The draft is an inexact science that’s not for the faint of heart in NBA front offices, and deciding whether to take one first-round prospect in particular already has a few executives sweating. Most teams are “scared to death” of Washington point guard Tony Wroten, as Chad Ford wrote in an ESPN.com Insider piece last month. His poor decisions with the ball, deficient shooting and lack of ability to lift his team raise serious doubts about whether he can fulfill an upside that Ford says could be the best of any point guard in the draft. That Wroten once listed J.R. Smith, another questionable decision maker, as his favorite player of all-time, doesn’t exactly ease anyone’s mind. If he were judged on talent alone, Joe Treutlein of Draft Express believes the freshman would be a top 10 pick, while Ford says he would be in the top five. The doubts about him bring the official ESPN and Draft Express projections down to 21st, while NBADraft.net sees him going 26th.
It would be easy to dismiss the 19-year-old if he weren't so full of potential. His ability to get to the basket, draw fouls and make dazzling passes is hard to match. Making the difficult pass, however, means little if you can't consistently make the routine pass, and this year Wroten averaged more turnovers per game (3.8) than assists (3.7). That's as much of an indictment as any for a point guard. Treutlein points out that the lefty plays almost completely one-handed, an issue that may mitigate his penetration when facing tougher defenders and better scouting at the pro level. The same piece praises Wroten for his defense, though, noting that while he is prone to gambling for steals, he usually is effective in using his size, strength, length and instincts to his advantage. He measures 6'5", 204.5 pounds, with a 6'8" wingspan, lending credence to the notion that he's really a combo guard.

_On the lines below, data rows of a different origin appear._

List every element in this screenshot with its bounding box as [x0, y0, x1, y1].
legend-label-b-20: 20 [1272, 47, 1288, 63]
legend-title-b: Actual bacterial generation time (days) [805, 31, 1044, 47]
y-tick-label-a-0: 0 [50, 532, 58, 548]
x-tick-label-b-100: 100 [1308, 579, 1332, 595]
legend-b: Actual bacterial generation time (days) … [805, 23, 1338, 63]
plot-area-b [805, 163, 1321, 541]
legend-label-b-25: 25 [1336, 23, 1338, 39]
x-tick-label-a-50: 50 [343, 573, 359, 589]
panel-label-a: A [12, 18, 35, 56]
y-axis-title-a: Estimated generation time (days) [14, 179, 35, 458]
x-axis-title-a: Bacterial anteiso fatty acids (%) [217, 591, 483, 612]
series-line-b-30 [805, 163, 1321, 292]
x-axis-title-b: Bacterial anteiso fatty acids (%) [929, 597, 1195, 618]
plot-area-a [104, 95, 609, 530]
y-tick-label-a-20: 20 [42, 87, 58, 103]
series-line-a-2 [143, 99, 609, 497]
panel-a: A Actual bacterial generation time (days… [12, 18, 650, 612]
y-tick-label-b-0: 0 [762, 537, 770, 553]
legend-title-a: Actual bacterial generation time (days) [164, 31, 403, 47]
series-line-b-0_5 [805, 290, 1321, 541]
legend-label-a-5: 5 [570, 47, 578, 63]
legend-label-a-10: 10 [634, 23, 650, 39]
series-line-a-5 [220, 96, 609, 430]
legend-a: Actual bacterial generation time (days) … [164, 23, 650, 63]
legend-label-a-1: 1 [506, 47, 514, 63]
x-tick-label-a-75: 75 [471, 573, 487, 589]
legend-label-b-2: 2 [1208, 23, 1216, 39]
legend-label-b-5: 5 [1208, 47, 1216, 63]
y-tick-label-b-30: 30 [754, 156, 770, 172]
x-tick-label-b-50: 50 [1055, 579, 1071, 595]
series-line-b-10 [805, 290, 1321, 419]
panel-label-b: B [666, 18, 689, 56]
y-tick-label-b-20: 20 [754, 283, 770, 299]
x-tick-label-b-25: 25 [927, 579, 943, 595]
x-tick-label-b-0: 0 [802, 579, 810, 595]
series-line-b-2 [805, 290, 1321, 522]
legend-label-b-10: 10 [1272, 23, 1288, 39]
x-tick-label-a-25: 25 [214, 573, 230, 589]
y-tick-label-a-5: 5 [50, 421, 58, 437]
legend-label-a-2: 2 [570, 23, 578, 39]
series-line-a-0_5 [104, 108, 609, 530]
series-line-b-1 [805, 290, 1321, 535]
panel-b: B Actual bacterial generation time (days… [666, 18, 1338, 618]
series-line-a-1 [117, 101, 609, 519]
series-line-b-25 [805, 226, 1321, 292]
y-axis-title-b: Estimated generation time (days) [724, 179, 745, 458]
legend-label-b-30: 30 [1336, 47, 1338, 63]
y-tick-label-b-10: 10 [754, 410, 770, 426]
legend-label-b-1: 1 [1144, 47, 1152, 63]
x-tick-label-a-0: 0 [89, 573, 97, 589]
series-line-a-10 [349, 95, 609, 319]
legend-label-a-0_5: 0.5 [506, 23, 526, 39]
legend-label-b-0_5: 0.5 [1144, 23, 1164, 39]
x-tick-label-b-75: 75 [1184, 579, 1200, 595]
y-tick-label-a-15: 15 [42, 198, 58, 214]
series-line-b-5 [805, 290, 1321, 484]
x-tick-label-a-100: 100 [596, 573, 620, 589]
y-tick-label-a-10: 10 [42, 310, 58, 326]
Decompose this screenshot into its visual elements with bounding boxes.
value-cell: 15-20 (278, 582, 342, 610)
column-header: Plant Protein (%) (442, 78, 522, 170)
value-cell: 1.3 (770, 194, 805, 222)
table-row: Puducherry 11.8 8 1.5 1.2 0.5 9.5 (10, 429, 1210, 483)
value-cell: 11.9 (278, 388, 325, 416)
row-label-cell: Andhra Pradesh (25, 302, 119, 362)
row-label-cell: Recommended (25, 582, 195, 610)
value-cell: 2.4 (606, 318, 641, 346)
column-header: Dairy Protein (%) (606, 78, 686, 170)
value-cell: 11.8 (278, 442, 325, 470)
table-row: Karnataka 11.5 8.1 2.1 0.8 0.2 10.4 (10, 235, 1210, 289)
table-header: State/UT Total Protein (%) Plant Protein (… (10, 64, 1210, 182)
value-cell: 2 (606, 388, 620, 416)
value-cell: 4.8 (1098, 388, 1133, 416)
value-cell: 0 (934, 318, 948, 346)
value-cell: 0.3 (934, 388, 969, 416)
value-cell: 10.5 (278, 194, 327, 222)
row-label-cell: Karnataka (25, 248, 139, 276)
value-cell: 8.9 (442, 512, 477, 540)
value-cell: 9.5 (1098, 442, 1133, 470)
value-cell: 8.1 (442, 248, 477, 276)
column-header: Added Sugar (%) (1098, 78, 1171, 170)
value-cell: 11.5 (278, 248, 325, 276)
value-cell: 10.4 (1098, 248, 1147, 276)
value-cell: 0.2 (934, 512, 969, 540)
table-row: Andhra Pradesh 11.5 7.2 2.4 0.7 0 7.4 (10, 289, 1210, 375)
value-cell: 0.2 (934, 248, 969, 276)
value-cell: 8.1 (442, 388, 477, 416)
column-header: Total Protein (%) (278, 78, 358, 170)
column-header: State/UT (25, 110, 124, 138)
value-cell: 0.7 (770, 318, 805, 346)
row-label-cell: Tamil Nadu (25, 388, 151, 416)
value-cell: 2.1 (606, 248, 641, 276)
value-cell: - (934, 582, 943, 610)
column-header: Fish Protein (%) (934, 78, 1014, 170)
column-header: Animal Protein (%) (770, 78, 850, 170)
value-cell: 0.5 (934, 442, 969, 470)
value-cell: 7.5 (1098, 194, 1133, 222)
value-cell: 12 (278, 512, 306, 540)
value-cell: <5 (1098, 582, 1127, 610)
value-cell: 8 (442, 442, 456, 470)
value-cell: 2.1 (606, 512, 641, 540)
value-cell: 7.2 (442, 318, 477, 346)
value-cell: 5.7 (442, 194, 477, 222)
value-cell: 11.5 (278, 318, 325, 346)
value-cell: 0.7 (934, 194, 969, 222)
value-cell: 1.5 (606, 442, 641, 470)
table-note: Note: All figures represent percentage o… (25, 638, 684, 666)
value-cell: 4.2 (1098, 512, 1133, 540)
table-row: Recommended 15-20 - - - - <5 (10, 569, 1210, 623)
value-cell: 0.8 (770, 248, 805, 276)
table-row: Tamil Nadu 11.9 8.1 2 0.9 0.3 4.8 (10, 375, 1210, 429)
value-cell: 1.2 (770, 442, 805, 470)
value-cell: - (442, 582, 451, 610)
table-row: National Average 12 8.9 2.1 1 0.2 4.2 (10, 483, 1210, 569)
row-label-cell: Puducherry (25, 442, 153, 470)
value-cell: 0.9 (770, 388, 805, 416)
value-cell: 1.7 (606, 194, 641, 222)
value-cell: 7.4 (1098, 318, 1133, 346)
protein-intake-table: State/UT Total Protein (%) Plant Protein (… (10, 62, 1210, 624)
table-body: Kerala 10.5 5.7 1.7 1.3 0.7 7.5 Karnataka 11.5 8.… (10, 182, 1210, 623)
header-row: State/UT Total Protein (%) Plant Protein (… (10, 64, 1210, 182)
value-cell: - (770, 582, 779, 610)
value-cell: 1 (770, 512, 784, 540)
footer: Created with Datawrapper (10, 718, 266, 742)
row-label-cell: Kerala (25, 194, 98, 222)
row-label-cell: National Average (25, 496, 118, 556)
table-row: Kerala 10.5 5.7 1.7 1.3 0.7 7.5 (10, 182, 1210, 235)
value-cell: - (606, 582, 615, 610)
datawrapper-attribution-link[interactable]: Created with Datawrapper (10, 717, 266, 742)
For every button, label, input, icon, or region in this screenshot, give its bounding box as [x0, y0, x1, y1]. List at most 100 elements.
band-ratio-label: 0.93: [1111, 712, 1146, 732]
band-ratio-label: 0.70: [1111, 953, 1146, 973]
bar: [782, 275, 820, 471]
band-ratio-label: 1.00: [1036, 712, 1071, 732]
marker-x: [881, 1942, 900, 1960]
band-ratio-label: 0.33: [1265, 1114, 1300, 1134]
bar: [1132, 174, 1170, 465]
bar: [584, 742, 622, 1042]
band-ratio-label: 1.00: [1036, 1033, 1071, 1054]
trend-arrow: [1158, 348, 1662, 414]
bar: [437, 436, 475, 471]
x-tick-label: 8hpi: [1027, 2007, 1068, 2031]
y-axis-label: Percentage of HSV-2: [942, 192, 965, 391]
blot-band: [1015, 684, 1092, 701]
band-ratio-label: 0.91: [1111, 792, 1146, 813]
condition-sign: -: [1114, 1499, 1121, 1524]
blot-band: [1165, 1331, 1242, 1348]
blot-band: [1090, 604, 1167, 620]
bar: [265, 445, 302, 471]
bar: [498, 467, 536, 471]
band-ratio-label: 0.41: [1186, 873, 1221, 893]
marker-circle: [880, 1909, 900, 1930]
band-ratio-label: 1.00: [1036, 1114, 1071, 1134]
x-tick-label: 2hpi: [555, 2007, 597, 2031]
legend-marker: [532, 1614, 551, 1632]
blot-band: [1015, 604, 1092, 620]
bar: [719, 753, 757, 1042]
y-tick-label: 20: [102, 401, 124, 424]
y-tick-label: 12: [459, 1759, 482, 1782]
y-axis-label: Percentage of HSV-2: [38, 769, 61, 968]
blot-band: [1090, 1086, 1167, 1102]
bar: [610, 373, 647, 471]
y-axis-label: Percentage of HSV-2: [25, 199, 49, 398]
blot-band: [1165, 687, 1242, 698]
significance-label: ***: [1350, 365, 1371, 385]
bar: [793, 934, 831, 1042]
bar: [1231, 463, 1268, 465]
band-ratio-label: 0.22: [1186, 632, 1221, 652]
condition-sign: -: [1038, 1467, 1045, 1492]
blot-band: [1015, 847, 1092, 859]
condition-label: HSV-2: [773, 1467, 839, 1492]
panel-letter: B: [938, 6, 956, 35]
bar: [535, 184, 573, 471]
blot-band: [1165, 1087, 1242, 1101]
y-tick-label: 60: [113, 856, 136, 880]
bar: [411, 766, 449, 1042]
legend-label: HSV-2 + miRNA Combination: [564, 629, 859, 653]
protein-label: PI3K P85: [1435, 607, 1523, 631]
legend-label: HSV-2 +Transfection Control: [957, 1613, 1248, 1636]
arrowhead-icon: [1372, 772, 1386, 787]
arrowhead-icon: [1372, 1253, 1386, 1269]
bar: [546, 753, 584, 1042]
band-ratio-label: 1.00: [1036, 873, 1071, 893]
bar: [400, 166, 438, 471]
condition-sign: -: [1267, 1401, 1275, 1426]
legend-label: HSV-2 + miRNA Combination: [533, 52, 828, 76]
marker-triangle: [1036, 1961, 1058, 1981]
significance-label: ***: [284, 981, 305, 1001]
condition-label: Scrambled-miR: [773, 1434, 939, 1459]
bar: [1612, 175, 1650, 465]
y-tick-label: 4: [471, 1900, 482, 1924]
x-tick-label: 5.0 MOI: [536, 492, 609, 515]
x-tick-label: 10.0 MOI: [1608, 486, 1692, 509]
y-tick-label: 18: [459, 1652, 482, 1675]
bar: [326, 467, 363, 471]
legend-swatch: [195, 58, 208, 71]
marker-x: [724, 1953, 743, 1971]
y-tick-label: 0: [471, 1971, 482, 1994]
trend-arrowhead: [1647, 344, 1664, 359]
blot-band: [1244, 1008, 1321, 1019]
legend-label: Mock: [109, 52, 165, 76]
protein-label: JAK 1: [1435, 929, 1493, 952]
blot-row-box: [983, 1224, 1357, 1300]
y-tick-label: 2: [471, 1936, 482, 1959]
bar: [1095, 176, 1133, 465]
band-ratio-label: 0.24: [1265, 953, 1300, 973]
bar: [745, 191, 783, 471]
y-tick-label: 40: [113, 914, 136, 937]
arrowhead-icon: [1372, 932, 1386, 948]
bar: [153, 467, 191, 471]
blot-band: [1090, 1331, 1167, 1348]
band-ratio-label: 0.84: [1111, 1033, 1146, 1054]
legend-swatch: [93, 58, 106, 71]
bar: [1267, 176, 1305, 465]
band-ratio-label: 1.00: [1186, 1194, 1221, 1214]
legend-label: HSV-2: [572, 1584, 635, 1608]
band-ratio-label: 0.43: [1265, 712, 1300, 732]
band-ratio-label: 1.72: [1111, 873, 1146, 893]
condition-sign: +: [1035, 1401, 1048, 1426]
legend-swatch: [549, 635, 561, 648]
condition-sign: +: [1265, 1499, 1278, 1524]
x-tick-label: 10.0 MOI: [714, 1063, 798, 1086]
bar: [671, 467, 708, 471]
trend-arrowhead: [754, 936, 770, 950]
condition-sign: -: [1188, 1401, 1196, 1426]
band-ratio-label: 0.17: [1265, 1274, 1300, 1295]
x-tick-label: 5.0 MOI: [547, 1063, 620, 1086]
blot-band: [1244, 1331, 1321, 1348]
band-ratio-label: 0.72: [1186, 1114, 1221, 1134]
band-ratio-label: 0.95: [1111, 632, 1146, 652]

Wroten is harder to compare to other players than any other prospect in this year's draft, Jeff Goodman of CBSSports.com said this week via Twitter, but both Treutlein and Ford have thrown out the name of Tyreke Evans. Ford says some scouts believe he's the second coming of Gary Payton, but judging from everything else we hear, that seems like quite a stretch. Nate Robinson is Wroten's cousin, and he might be a reasonable match. Though Robinson is eight inches shorter, he's also a combo guard who can get to the hoop and alternates between scintillating and frustrating performances. One major difference is Robinson's outside shot; he's hit 35.4% from three-point land in his NBA career, while Wroten managed to connect on only 16.1% of his attempts from the college three-point line this year.
In Wroten's most pressure-packed moments as a collegian, the 58.3% free-throw shooter missed four straight from the line down the stretch of a two-point loss that knocked his team out of NCAA Tournament contention. While Washington was the Pac-12 regular season champ, the Huskies wound up in the NIT, a serious knock on the competition Wroten faced this year. He has experience with USA Basketball at the junior level, but his bio from those competitions reveals that he missed the entire 2009/10 season with a torn ACL. Certainly, others have fully recovered from that kind of injury, but it's another red flag that makes him such an object of concern for NBA teams.
The best outcome for Wroten might be to get with a well-run organization that can give him the guidance and time necessary to develop and use him as a third guard off the bench instead of a starter. The Celtics, who have back-t0-back picks at No. 21 and No. 22, might be tempted to take the plunge with Wroten with one of those selections if they play it conservatively with the other. Rajon Rondo and, if he re-signs, Ray Allen, could be just the kind of mentors Wroten needs to one day prove all his critics wrong.